A recent study published in Physical Review Letters shows that electromagnetic observations of stars can reveal gravitational wave ripples around nearby supermassive black holes, as stars appear to “dance” in rhythm with these spacetime ripples. This work bridges the two primary observational methods for studying black holes—electromagnetic imaging and gravitational wave detection—and opens a new avenue for multi-messenger astronomy.

When two black holes merge, they produce gravitational waves that ripple outward, similar to vibrations from a ringing bell. The researchers have developed a new framework for calculating how starlight paths bend in such dynamically perturbed spacetime around black holes, showing how the apparent positions of background stars or plasma features can be modulated. High-angular-resolution instruments like the Event Horizon Telescope could potentially capture these effects and produce movies of gravitational wave profiles.
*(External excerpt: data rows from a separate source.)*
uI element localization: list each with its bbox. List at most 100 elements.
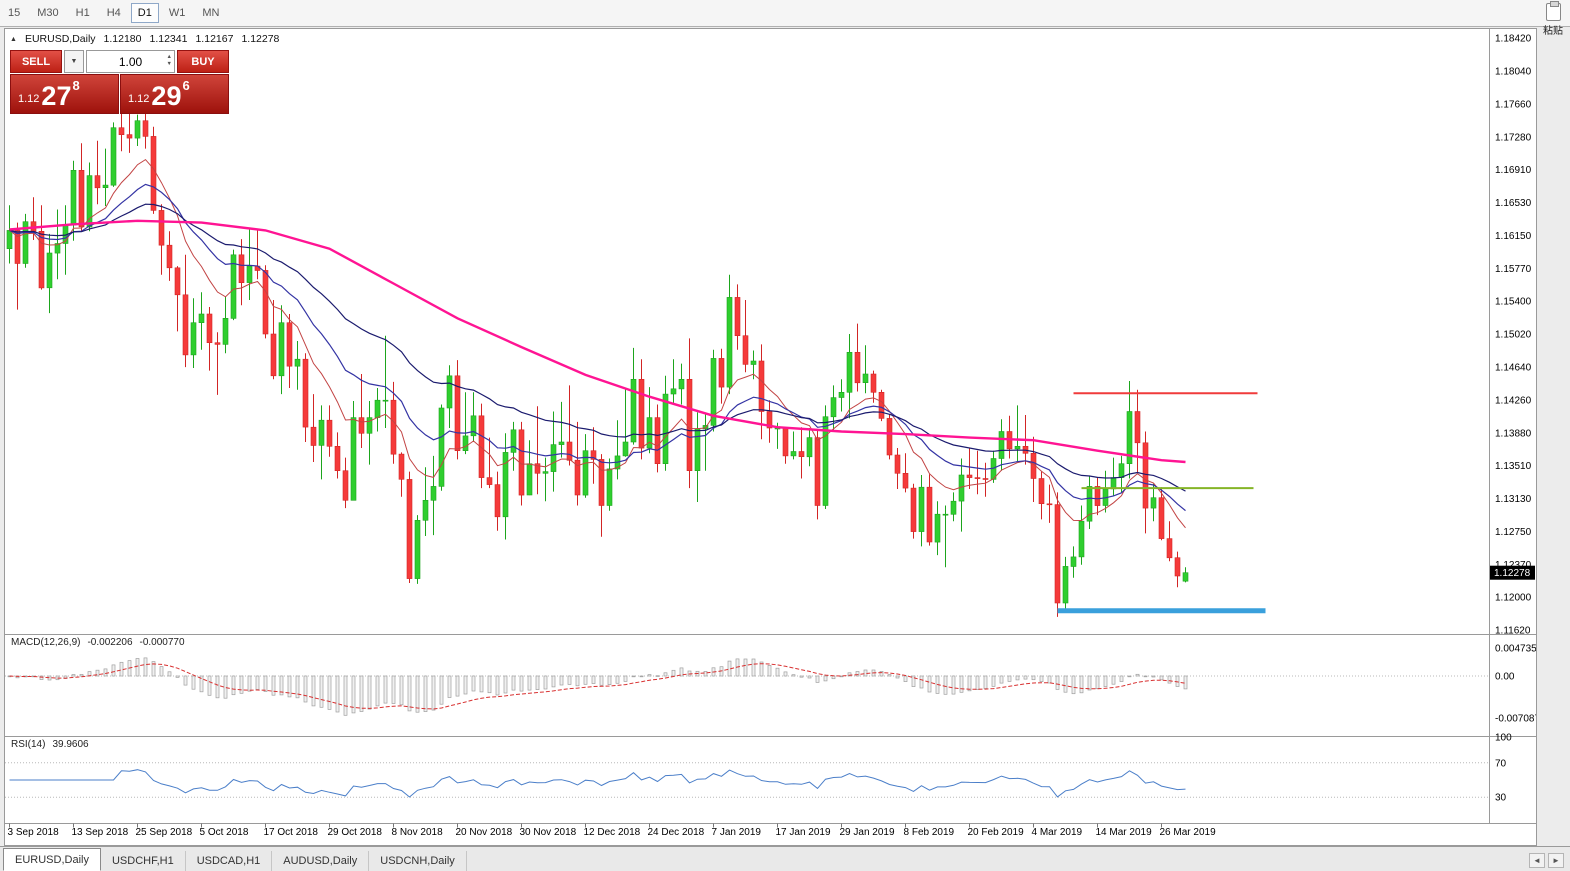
buy-price-sup: 6 [182,78,190,93]
svg-text:14 Mar 2019: 14 Mar 2019 [1096,827,1153,838]
buy-price-prefix: 1.12 [128,93,150,105]
timeframe-w1[interactable]: W1 [168,7,186,19]
chart-window: 1.18420 1.18040 1.17660 1.17280 1.16910 1.165… [4,28,1537,846]
svg-text:1.15020: 1.15020 [1495,330,1532,341]
one-click-trading-panel: SELL ▼ 1.00 ▲ ▼ BUY 1.12 27 8 [10,50,229,114]
svg-text:30: 30 [1495,793,1507,804]
chart-symbol-period: EURUSD,Daily [24,33,96,45]
svg-text:1.18040: 1.18040 [1495,67,1532,78]
volume-dropdown[interactable]: ▼ [64,50,84,73]
svg-text:70: 70 [1495,758,1507,769]
collapse-arrow-icon[interactable]: ▲ [10,35,17,43]
sell-price-big: 27 [41,81,72,111]
tab-audusd-daily[interactable]: AUDUSD,Daily [272,851,370,871]
timeframe-h4[interactable]: H4 [106,7,121,19]
buy-button[interactable]: BUY [177,50,229,73]
timeframe-h1[interactable]: H1 [75,7,90,19]
svg-text:13 Sep 2018: 13 Sep 2018 [72,827,129,838]
buy-price-button[interactable]: 1.12 29 6 [120,74,229,114]
rsi-value: 39.9606 [52,739,89,750]
volume-spinner[interactable]: ▲ ▼ [167,54,172,68]
one-click-controls: SELL ▼ 1.00 ▲ ▼ BUY [10,50,229,73]
tab-scroll-arrows: ◄ ► [1529,853,1570,871]
svg-text:1.14260: 1.14260 [1495,396,1532,407]
svg-text:0.004735: 0.004735 [1495,644,1536,655]
ohlc-close: 1.12278 [241,33,280,45]
chart-tab-bar: EURUSD,Daily USDCHF,H1 USDCAD,H1 AUDUSD,… [0,846,1570,871]
tab-scroll-right-icon[interactable]: ► [1548,853,1564,868]
dropdown-caret-icon: ▼ [70,58,78,65]
svg-text:12 Dec 2018: 12 Dec 2018 [584,827,641,838]
one-click-prices: 1.12 27 8 1.12 29 6 [10,74,229,114]
sell-price-sup: 8 [72,78,80,93]
svg-text:8 Feb 2019: 8 Feb 2019 [904,827,955,838]
svg-text:1.16150: 1.16150 [1495,231,1532,242]
timeframe-mn[interactable]: MN [202,7,220,19]
svg-text:24 Dec 2018: 24 Dec 2018 [648,827,705,838]
svg-text:1.12000: 1.12000 [1495,592,1532,603]
svg-text:1.12278: 1.12278 [1494,568,1531,579]
svg-text:29 Oct 2018: 29 Oct 2018 [328,827,383,838]
svg-text:29 Jan 2019: 29 Jan 2019 [840,827,895,838]
paste-label: 粘贴 [1543,26,1563,37]
volume-input[interactable]: 1.00 ▲ ▼ [86,50,175,73]
svg-text:4 Mar 2019: 4 Mar 2019 [1032,827,1083,838]
svg-text:1.17660: 1.17660 [1495,100,1532,111]
chart-ohlc-header: ▲ EURUSD,Daily 1.12180 1.12341 1.12167 1… [10,33,279,45]
timeframe-toolbar: 15 M30 H1 H4 D1 W1 MN [0,0,1570,27]
rsi-name: RSI(14) [11,739,46,750]
svg-text:26 Mar 2019: 26 Mar 2019 [1160,827,1217,838]
svg-text:30 Nov 2018: 30 Nov 2018 [520,827,577,838]
svg-text:1.14640: 1.14640 [1495,363,1532,374]
spinner-down-icon: ▼ [166,61,172,67]
svg-text:1.13880: 1.13880 [1495,429,1532,440]
svg-text:3 Sep 2018: 3 Sep 2018 [8,827,60,838]
svg-text:25 Sep 2018: 25 Sep 2018 [136,827,193,838]
macd-name: MACD(12,26,9) [11,637,81,648]
svg-text:8 Nov 2018: 8 Nov 2018 [392,827,444,838]
svg-text:20 Nov 2018: 20 Nov 2018 [456,827,513,838]
tab-usdcad-h1[interactable]: USDCAD,H1 [186,851,273,871]
svg-text:1.17280: 1.17280 [1495,133,1532,144]
spinner-up-icon: ▲ [166,54,172,60]
svg-text:7 Jan 2019: 7 Jan 2019 [712,827,762,838]
macd-indicator-label: MACD(12,26,9) -0.002206 -0.000770 [11,637,185,648]
clipboard-icon [1545,1,1561,21]
volume-value: 1.00 [118,54,143,69]
rsi-indicator-label: RSI(14) 39.9606 [11,739,89,750]
chart-canvas[interactable]: 1.18420 1.18040 1.17660 1.17280 1.16910 1.165… [5,29,1536,845]
sell-button[interactable]: SELL [10,50,62,73]
svg-text:1.13510: 1.13510 [1495,461,1532,472]
buy-price-big: 29 [151,81,182,111]
tab-scroll-left-icon[interactable]: ◄ [1529,853,1545,868]
svg-text:1.12750: 1.12750 [1495,527,1532,538]
svg-text:1.16530: 1.16530 [1495,198,1532,209]
svg-text:1.13130: 1.13130 [1495,494,1532,505]
timeframe-d1[interactable]: D1 [130,3,159,23]
macd-value-signal: -0.000770 [139,637,185,648]
svg-text:1.15400: 1.15400 [1495,296,1532,307]
sell-price-prefix: 1.12 [18,93,40,105]
svg-text:17 Jan 2019: 17 Jan 2019 [776,827,831,838]
ohlc-low: 1.12167 [195,33,234,45]
svg-text:100: 100 [1495,733,1512,744]
macd-value-main: -0.002206 [87,637,133,648]
tab-usdcnh-daily[interactable]: USDCNH,Daily [369,851,467,871]
tab-usdchf-h1[interactable]: USDCHF,H1 [101,851,186,871]
svg-text:20 Feb 2019: 20 Feb 2019 [968,827,1025,838]
timeframe-m30[interactable]: M30 [37,7,59,19]
paste-tool[interactable]: 粘贴 [1539,1,1567,37]
svg-text:17 Oct 2018: 17 Oct 2018 [264,827,319,838]
svg-text:-0.007087: -0.007087 [1495,713,1536,724]
ohlc-high: 1.12341 [149,33,188,45]
svg-text:1.18420: 1.18420 [1495,34,1532,45]
svg-text:0.00: 0.00 [1495,672,1515,683]
timeframe-m15[interactable]: 15 [8,7,21,19]
sell-price-button[interactable]: 1.12 27 8 [10,74,119,114]
ohlc-open: 1.12180 [103,33,142,45]
svg-text:1.11620: 1.11620 [1495,626,1531,637]
svg-text:1.16910: 1.16910 [1495,165,1532,176]
tab-eurusd-daily[interactable]: EURUSD,Daily [3,848,101,871]
svg-text:5 Oct 2018: 5 Oct 2018 [200,827,249,838]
Zhen Zhong, Vitor Cardoso and Yifan Chen have also demonstrated that several upcoming telescopes can monitor spacetime perturbations by tracking the apparent motion of background stars. This method will be particularly powerful for observing scenarios where smaller compact objects fall into supermassive black holes or when dense clouds composed of hypothetical ultralight bosons are present. Future space-based telescopes might even detect merging supermassive binary black holes using this this approach.